I sat down yesterday with Stein and Google's open source program manager Chris DiBona, who describe the service as similar to SourceForge.net and other community hosting projects, but not designed to compete with those projects.

Stein says, "We really like SourceForge, and we don't want to hurt SourceForge" or take away projects. Instead, Stein says that the goal is to see what Google can do with the Google infrastructure, to provide an alternative for open source projects.

DiBona says that it's a "direct result of Greg concentrating on what open source projects need. Most bugtrackers are informed by what corporations" and large projects need, whereas Google's offering is just about what open source developers need.

Stein says that Google's hosting has a "brand new look" at issue tracking that may be of interest to open source projects, and says "nobody else out there is doing anything close to it." At the same time DiBona and Stein say that Google's hosting offering will not have some features present in SourceForge.net and other code repositories that open source projects and enterprise customers might want.


Users will be able to sign up for the service "right away," and Brockmeier writes that Google is making this release fully public -- developers won't need an invitation to try it out.

Two other important details: First, the service isn't yet feature complete, and developers will have to expect the occasional bump in the road.

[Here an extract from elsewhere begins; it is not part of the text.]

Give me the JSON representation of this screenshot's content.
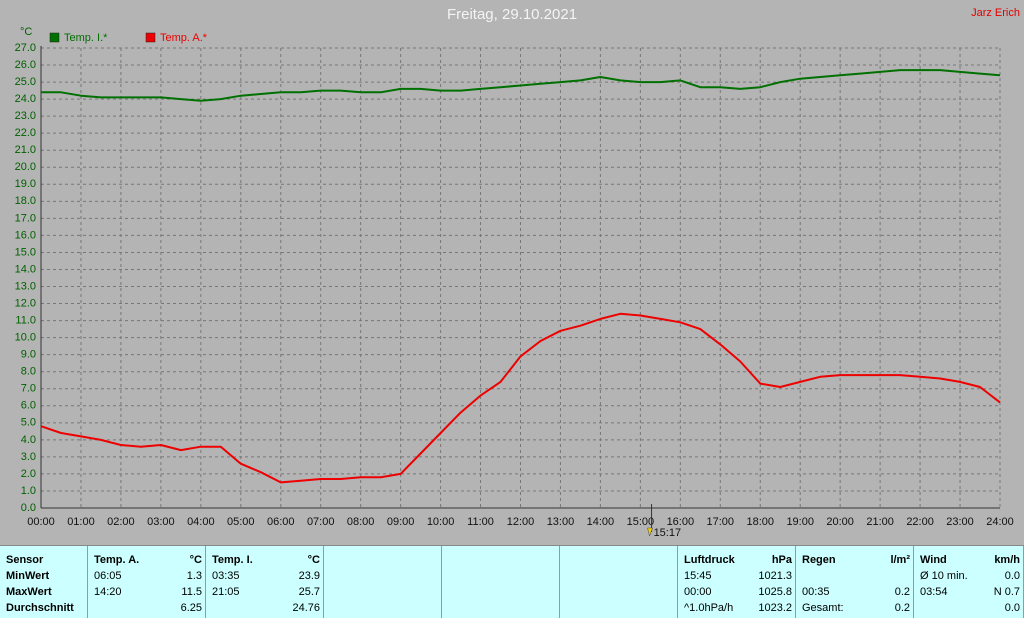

Second, Stein said Google has no plans to offer Web site hosting for open-source projects; if a project wants a Web site to communicate with users or for other purposes, its developers will have to find server space for that part of their project elsewhere.

As you would expect with someone like Greg Stein managing this project, Google is also covering its bases with SourceForge; there doesn't seem to be any reason why the two sites can't coexist and, in due time, find ways to complement one another. Our new Internet overlords, as usual, seem determined to run a really big company without doing all of the usual, really dumb things that really big companies usually do.